Después, en pleno canto abismático del Coro (v. 334: "muchos son los misterios; nada más misterioso/maravilloso/terrible que el hombre"= pollà tà deinà koudèn anthrópou deinóteron pélei), se declara feliz a quien junta la justicia divina con la ley humana:

"Será un alto cargo en la ciudad si armoniza las leyes de su patria [nómous khthonòs] y la díke jurada de los dioses [theôn t’énorkon díkan]" (368-370).

Posteriormente, a propósito del infortunio de Antígona, que es llevada para ser condenada a muerte, el Coro otra vez canta:

"¿Cuál será la insolencia [hyperbasía] de los hombres que alcance a atajar tu poder [dýnasin], oh Zeus?

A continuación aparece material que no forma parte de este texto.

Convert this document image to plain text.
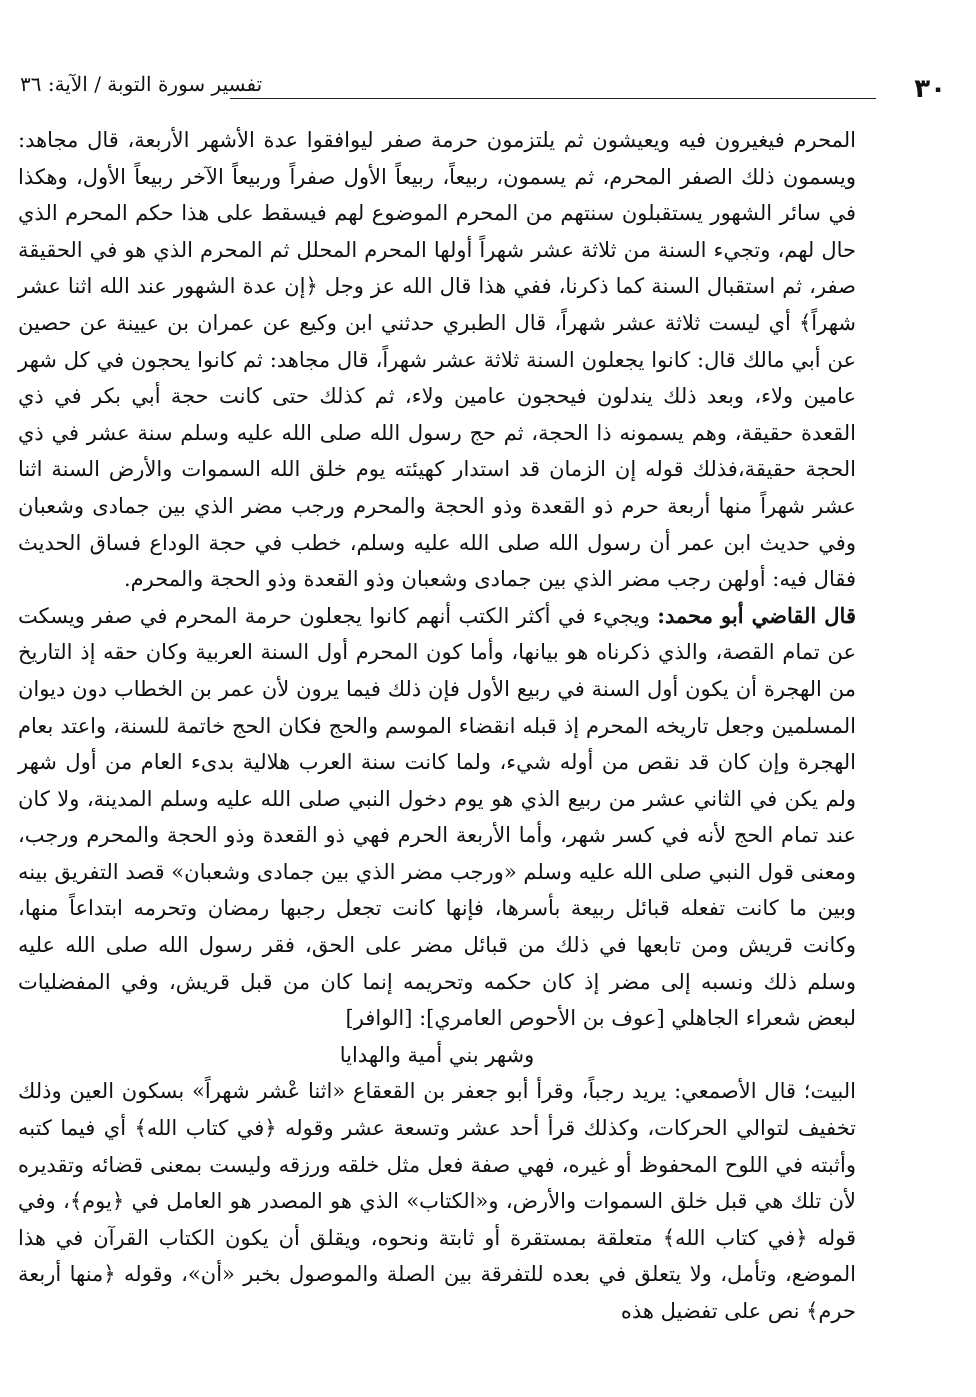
٣٠
تفسير سورة التوبة / الآية: ٣٦

المحرم فيغيرون فيه ويعيشون ثم يلتزمون حرمة صفر ليوافقوا عدة الأشهر الأربعة، قال مجاهد: ويسمون ذلك الصفر المحرم، ثم يسمون، ربيعاً، ربيعاً الأول صفراً وربيعاً الآخر ربيعاً الأول، وهكذا في سائر الشهور يستقبلون سنتهم من المحرم الموضوع لهم فيسقط على هذا حكم المحرم الذي حال لهم، وتجيء السنة من ثلاثة عشر شهراً أولها المحرم المحلل ثم المحرم الذي هو في الحقيقة صفر، ثم استقبال السنة كما ذكرنا، ففي هذا قال الله عز وجل ﴿إن عدة الشهور عند الله اثنا عشر شهراً﴾ أي ليست ثلاثة عشر شهراً، قال الطبري حدثني ابن وكيع عن عمران بن عيينة عن حصين عن أبي مالك قال: كانوا يجعلون السنة ثلاثة عشر شهراً، قال مجاهد: ثم كانوا يحجون في كل شهر عامين ولاء، وبعد ذلك يندلون فيحجون عامين ولاء، ثم كذلك حتى كانت حجة أبي بكر في ذي القعدة حقيقة، وهم يسمونه ذا الحجة، ثم حج رسول الله صلى الله عليه وسلم سنة عشر في ذي الحجة حقيقة،فذلك قوله إن الزمان قد استدار كهيئته يوم خلق الله السموات والأرض السنة اثنا عشر شهراً منها أربعة حرم ذو القعدة وذو الحجة والمحرم ورجب مضر الذي بين جمادى وشعبان وفي حديث ابن عمر أن رسول الله صلى الله عليه وسلم، خطب في حجة الوداع فساق الحديث فقال فيه: أولهن رجب مضر الذي بين جمادى وشعبان وذو القعدة وذو الحجة والمحرم.

قال القاضي أبو محمد: ويجيء في أكثر الكتب أنهم كانوا يجعلون حرمة المحرم في صفر ويسكت عن تمام القصة، والذي ذكرناه هو بيانها، وأما كون المحرم أول السنة العربية وكان حقه إذ التاريخ من الهجرة أن يكون أول السنة في ربيع الأول فإن ذلك فيما يرون لأن عمر بن الخطاب دون ديوان المسلمين وجعل تاريخه المحرم إذ قبله انقضاء الموسم والحج فكان الحج خاتمة للسنة، واعتد بعام الهجرة وإن كان قد نقص من أوله شيء، ولما كانت سنة العرب هلالية بدىء العام من أول شهر ولم يكن في الثاني عشر من ربيع الذي هو يوم دخول النبي صلى الله عليه وسلم المدينة، ولا كان عند تمام الحج لأنه في كسر شهر، وأما الأربعة الحرم فهي ذو القعدة وذو الحجة والمحرم ورجب، ومعنى قول النبي صلى الله عليه وسلم «ورجب مضر الذي بين جمادى وشعبان» قصد التفريق بينه وبين ما كانت تفعله قبائل ربيعة بأسرها، فإنها كانت تجعل رجبها رمضان وتحرمه ابتداعاً منها، وكانت قريش ومن تابعها في ذلك من قبائل مضر على الحق، فقر رسول الله صلى الله عليه وسلم ذلك ونسبه إلى مضر إذ كان حكمه وتحريمه إنما كان من قبل قريش، وفي المفضليات لبعض شعراء الجاهلي [عوف بن الأحوص العامري]: [الوافر]

وشهر بني أمية والهدايا

البيت؛ قال الأصمعي: يريد رجباً، وقرأ أبو جعفر بن القعقاع «اثنا عْشر شهراً» بسكون العين وذلك تخفيف لتوالي الحركات، وكذلك قرأ أحد عشر وتسعة عشر وقوله ﴿في كتاب الله﴾ أي فيما كتبه وأثبته في اللوح المحفوظ أو غيره، فهي صفة فعل مثل خلقه ورزقه وليست بمعنى قضائه وتقديره لأن تلك هي قبل خلق السموات والأرض، و«الكتاب» الذي هو المصدر هو العامل في ﴿يوم﴾، وفي قوله ﴿في كتاب الله﴾ متعلقة بمستقرة أو ثابتة ونحوه، ويقلق أن يكون الكتاب القرآن في هذا الموضع، وتأمل، ولا يتعلق في بعده للتفرقة بين الصلة والموصول بخبر «أن»، وقوله ﴿منها أربعة حرم﴾ نص على تفضيل هذه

Ni el sueño le sorprende que todo lo sujeta; ni le rinden los Meses infatigables de los dioses; soberano sempiterno, intangible a la vejez, tú dominas poderoso [dynástas katékheis] en los reverberantes resplandores del Olimpo" (604-610).

Finalmente, habiéndose consumado la tragedia, el Corifeo espeta al tirano esta exclamación:

"¡Oh qué tarde parece vienes a entender lo que es díke!" (1270).

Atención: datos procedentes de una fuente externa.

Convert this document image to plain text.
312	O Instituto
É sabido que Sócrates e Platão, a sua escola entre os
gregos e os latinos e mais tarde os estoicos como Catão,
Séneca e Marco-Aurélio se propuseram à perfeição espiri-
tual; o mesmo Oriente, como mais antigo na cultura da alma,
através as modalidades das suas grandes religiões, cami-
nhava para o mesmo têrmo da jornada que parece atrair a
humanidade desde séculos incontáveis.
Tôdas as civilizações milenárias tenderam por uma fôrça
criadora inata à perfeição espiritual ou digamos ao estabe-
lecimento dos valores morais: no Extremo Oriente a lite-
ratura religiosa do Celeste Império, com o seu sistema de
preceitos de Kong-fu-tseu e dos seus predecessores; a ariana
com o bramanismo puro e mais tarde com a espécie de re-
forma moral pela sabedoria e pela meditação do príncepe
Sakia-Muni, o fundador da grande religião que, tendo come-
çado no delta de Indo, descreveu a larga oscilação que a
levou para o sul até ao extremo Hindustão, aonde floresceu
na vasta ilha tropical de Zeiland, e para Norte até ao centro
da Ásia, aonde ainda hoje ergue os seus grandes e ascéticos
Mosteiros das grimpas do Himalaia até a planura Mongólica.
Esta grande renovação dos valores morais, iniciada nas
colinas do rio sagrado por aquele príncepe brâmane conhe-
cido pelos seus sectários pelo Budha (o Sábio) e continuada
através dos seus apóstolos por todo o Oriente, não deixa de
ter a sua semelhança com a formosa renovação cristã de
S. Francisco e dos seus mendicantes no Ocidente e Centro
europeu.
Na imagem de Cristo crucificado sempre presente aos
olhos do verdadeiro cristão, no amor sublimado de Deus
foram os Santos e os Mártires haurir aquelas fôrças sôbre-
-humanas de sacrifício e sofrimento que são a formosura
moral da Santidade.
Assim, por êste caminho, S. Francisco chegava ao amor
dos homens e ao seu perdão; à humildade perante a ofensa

b) En perspectiva humana, este poder se presenta como una pasión que no se puede domeñar o desoír, como un viento que agita y arrebata el alma. Y ante este poder, el tirano finalmente debe ceder. Algunos ejemplos.

El Corifeo lanzará a Antígona un reproche -al fin y al cabo sólo aparente- por haber violado el mandato del poder humano:

"A ti una pasión impulsiva te ha arruinado [autógnotos óles’orgá]" (875).

Cuando, en medio de su atroz sufrimiento, Antígona sigue creyendo estar del lado de la justicia, el Corifeo dirá:

"Las mismas ráfagas de los mismos vientos [tôn autôn anémon hautaì hripaì] aún dominan [ékhousin] esta alma" (929-930).

Mas, a la larga, el tirano sucumbe ante una pasión movida por los dioses y no puede sino decir:

"... es terrible ceder [tó t’eikatheîn gàr deinón]" (1096).

Ya que no tiene objeto enfrentar al destino, ni aun tratándose de alguien humanamente poderoso:

"... es vano luchar contra la necesidad [anágke(i) d’oukhì dysmakhetéon]" (1106).

c) Luego, otra vez en perspectiva humana, el poder de la realidad irrumpe en cuanto respeto o piedad para con los mandamientos de lo alto. Y también como cordura. Nuevamente, algunos ejemplos así lo demuestran.

El Corifeo proclama todo el absurdo de la situación de Antígona, cuya piedad ha chocado contra el mandato del poderoso:

"Ser piadoso es una cierta forma de piedad [sébein mèn eusébeiá tis], pero de ninguna manera se puede transgredir [parabatòn] el poder del poderoso" (872-874).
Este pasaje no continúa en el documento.